On Mon, 2004-08-30 at 01:34, Steven Bosscher wrote:
> Also, I believe the edge-vector-branch work is also purely a speedup
> project - it will make looking up PHI arguments much faster.  As I
> have shown before on this mailing list, this is one of the major bottle
> necks for passes like DOM.
The edge-vector stuff is definitely a good thing.  However, I would
not expect a big benefit from it.

Yes, there are certain codes where it would speed up DOM in a 
meaningful way, but in general I don't expect you'll find that it's
a big improvement.  I like the edge-vector work because it means
we can rip out the hacks which we added to prevent the traversal
of the PHI arguments from becoming a huge time sink.
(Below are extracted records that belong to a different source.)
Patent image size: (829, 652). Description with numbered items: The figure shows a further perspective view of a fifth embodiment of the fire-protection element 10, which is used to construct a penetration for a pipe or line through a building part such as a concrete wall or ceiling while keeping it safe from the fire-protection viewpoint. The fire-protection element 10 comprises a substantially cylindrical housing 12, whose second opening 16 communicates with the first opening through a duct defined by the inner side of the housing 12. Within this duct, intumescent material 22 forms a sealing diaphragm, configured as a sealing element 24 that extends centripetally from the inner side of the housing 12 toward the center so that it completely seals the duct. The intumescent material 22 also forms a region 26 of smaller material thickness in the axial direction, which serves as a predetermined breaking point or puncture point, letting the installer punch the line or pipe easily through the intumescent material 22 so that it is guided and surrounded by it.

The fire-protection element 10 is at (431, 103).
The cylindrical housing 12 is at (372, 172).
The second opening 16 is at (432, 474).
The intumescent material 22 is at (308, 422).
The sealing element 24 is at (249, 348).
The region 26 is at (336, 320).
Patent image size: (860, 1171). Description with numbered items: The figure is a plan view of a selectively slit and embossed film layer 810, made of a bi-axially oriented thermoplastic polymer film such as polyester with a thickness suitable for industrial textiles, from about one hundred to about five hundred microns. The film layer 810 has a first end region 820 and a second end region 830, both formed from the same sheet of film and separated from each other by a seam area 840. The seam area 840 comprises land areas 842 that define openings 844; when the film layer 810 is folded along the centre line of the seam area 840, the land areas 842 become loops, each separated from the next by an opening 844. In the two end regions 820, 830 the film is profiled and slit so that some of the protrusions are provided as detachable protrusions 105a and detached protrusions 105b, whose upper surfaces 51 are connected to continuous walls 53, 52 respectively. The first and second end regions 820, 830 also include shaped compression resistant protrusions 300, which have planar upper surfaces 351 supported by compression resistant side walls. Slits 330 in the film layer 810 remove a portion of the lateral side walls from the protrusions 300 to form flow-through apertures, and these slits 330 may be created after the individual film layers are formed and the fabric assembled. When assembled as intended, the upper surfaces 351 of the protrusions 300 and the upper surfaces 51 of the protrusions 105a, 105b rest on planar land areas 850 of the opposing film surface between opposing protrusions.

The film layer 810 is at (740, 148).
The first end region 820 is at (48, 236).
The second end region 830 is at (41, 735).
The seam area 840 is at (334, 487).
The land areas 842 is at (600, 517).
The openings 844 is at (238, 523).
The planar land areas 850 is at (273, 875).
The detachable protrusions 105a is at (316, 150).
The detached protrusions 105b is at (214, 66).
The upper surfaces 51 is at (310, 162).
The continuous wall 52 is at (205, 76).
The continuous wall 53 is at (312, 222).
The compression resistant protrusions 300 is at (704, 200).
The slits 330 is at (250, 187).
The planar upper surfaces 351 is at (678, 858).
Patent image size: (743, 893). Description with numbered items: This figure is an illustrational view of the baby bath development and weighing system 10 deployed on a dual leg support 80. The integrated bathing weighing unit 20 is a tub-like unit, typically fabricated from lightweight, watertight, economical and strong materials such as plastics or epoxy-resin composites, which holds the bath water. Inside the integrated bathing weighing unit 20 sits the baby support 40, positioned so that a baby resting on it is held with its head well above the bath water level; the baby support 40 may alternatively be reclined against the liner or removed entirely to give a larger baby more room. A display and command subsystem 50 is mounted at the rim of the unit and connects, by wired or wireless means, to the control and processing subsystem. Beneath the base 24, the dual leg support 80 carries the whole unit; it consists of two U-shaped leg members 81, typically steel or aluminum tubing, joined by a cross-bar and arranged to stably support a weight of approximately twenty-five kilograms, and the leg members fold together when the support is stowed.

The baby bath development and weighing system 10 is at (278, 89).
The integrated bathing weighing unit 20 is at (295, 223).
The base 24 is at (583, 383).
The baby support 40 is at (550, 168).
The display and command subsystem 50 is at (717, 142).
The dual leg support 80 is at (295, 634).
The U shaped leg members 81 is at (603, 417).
Speeding up DOM in the general case at this point means finding a
way to stop iteration.   Not surprisingly I've thought quite a bit
about that problem.

I haven't started any experiments, but my theory is that the cases
were iterating DOM is useful can be detected by the existence of
optimizable PHIs.

ie, if we have a degenerate PHI such as this after DOM

a1 = PHI (a0)   -- or
a1 = PHI (a0, a0) -- or
a1 = PHI (a0, a1)

Then iterating DOM may be useful.  I suspect (but certainly haven't
confirmed) that iterating if no such PHIs are found is relatively
pointless.

So we might be able to reduce iteration steps.  That would be good.
Again, I haven't played with this yet, so it's ripe for someone
to poke around.

Beyond that I've spent considerable time thinking about how to
remove the iteration step completely, but it's probably not
worth outlining those thoughts at the moment as they are
predicated on the concept that optimizable PHIs are the key to 
determining what (if anything) might be gained by iterating DOM.